Earlier he’d told me that Sawyer had told him that he wished he would have paid better attention in math class in school because he needed it in his work and asked if he could get a tutor next year to help him catch up, I’d dropped the glass that I was putting away. I’d done everything, including bribing him, to try and get him to do his homework and pay attention in school the past few months. Nothing had worked.

Another big change had been inspired by the matriarch of the family. During lunch, which wasn’t the grilled cheese, apples, and chips that I’d packed, Mrs. O’Sullivan had made a comment that in her house, people did not speak with food in their mouths. Milo told me that he was going to work on his table manners because he wanted them to invite him to lunch again.

It was heartbreaking to see how starved he was for structure. For stability. For family. It was up to me to provide those things for him.

“That’s it.” Milo pointed to a gray Craftsman style house with a wraparound porch.

As I pulled up in front of it, I reminded myself not to look up when my brother returned the iPod.

No eye contact. No danger zone. No eye contact. No danger zone.

He reached for the handle but paused before opening the door. “Aren’t you going to come with me?”

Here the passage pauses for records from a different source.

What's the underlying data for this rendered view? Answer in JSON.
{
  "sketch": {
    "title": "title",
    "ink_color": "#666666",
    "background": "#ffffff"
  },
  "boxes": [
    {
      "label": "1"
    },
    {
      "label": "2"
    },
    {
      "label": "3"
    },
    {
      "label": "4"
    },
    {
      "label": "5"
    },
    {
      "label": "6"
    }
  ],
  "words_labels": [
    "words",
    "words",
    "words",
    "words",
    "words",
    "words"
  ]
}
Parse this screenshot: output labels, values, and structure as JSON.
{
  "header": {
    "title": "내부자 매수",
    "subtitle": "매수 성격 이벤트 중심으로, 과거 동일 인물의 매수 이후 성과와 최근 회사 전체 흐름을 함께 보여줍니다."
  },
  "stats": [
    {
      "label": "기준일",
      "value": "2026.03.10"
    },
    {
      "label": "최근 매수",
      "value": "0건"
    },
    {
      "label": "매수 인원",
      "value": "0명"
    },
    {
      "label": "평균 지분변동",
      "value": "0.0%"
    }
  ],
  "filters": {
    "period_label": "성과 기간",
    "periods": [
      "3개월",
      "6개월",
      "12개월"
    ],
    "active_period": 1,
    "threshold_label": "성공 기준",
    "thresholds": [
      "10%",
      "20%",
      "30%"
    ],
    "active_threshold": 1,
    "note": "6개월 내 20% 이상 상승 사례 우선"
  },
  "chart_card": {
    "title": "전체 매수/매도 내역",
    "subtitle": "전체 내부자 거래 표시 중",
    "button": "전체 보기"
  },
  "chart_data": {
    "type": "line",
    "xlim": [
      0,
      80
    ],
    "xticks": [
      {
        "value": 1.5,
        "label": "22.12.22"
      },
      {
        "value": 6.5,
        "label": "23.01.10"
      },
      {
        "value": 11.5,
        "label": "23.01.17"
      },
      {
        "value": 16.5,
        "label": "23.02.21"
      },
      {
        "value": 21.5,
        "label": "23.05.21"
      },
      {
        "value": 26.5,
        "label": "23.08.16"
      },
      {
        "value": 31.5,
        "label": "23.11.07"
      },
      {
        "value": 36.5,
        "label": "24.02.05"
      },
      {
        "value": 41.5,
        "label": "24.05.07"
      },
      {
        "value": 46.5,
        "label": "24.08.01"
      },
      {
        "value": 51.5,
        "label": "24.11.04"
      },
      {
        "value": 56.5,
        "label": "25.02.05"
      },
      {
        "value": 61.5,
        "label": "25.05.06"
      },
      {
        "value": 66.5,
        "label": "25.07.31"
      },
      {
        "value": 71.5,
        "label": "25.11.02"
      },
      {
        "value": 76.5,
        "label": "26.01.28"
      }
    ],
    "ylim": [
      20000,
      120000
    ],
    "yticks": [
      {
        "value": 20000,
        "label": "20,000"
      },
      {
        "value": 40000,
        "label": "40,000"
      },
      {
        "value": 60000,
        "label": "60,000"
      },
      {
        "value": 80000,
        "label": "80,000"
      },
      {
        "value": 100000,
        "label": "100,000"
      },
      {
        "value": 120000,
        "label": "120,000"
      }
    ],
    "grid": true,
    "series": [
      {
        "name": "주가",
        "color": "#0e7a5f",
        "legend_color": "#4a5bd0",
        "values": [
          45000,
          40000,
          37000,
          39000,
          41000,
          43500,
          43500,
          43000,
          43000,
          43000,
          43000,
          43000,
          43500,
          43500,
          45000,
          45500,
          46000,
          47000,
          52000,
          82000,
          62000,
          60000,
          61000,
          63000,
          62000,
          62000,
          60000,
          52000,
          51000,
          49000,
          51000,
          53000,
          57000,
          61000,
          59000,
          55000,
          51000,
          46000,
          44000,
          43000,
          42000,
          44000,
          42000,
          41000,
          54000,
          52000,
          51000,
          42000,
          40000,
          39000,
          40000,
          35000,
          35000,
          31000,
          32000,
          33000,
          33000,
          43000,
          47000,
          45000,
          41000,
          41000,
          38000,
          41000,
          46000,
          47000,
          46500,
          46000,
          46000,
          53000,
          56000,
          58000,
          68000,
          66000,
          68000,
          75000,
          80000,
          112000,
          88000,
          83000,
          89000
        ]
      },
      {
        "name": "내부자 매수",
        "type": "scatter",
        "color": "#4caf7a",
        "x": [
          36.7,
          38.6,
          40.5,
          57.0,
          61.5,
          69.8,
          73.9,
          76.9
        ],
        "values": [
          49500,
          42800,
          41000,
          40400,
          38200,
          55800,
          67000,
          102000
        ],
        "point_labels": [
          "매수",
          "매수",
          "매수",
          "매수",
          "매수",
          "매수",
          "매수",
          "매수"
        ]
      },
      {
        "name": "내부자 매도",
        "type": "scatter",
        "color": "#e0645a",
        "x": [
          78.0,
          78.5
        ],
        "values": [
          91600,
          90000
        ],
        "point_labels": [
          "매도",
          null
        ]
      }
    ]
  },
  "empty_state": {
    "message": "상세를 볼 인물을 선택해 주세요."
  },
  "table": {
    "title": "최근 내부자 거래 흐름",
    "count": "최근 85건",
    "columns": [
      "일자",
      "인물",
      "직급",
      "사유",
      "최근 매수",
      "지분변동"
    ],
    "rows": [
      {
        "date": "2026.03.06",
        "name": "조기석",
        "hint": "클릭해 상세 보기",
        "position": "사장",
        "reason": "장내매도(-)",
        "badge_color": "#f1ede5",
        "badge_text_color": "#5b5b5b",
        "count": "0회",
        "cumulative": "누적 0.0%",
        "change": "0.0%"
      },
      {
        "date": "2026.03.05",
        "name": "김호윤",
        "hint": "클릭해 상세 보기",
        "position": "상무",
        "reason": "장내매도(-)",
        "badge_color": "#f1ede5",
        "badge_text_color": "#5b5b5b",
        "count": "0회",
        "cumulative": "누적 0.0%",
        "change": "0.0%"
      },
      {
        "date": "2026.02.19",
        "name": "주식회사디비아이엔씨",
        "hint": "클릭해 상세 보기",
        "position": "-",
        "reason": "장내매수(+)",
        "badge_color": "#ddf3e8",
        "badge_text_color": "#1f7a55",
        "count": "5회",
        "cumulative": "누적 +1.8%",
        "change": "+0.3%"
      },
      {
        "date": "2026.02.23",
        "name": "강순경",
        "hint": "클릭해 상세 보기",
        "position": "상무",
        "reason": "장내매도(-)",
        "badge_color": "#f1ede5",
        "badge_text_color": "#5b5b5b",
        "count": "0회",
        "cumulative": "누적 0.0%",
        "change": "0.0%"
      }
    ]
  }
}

“Nah, I’m just going to hang here.” I tried to sound as nonchalant as possible.

“But…I didn’t do anything wrong…this time, I mean.” He held up the device. “I didn’t take this home on purpose. It was an accident.”

“I know,” I assured him, not knowing where any of this was coming from.

“Then why are you making me go up by myself?”

Ah, crap.

He was nervous. He thought I was making him go and face the music alone because he was in trouble. The truth was I was the one that was going to be in trouble if I went with him.

New plan. Avoid eye contact. Resist danger zone. Avoid eye contact. Resist danger zone.

I shut off the car and firmly reiterated as we walked to the house, “We’re just going to drop it off. We are not staying.”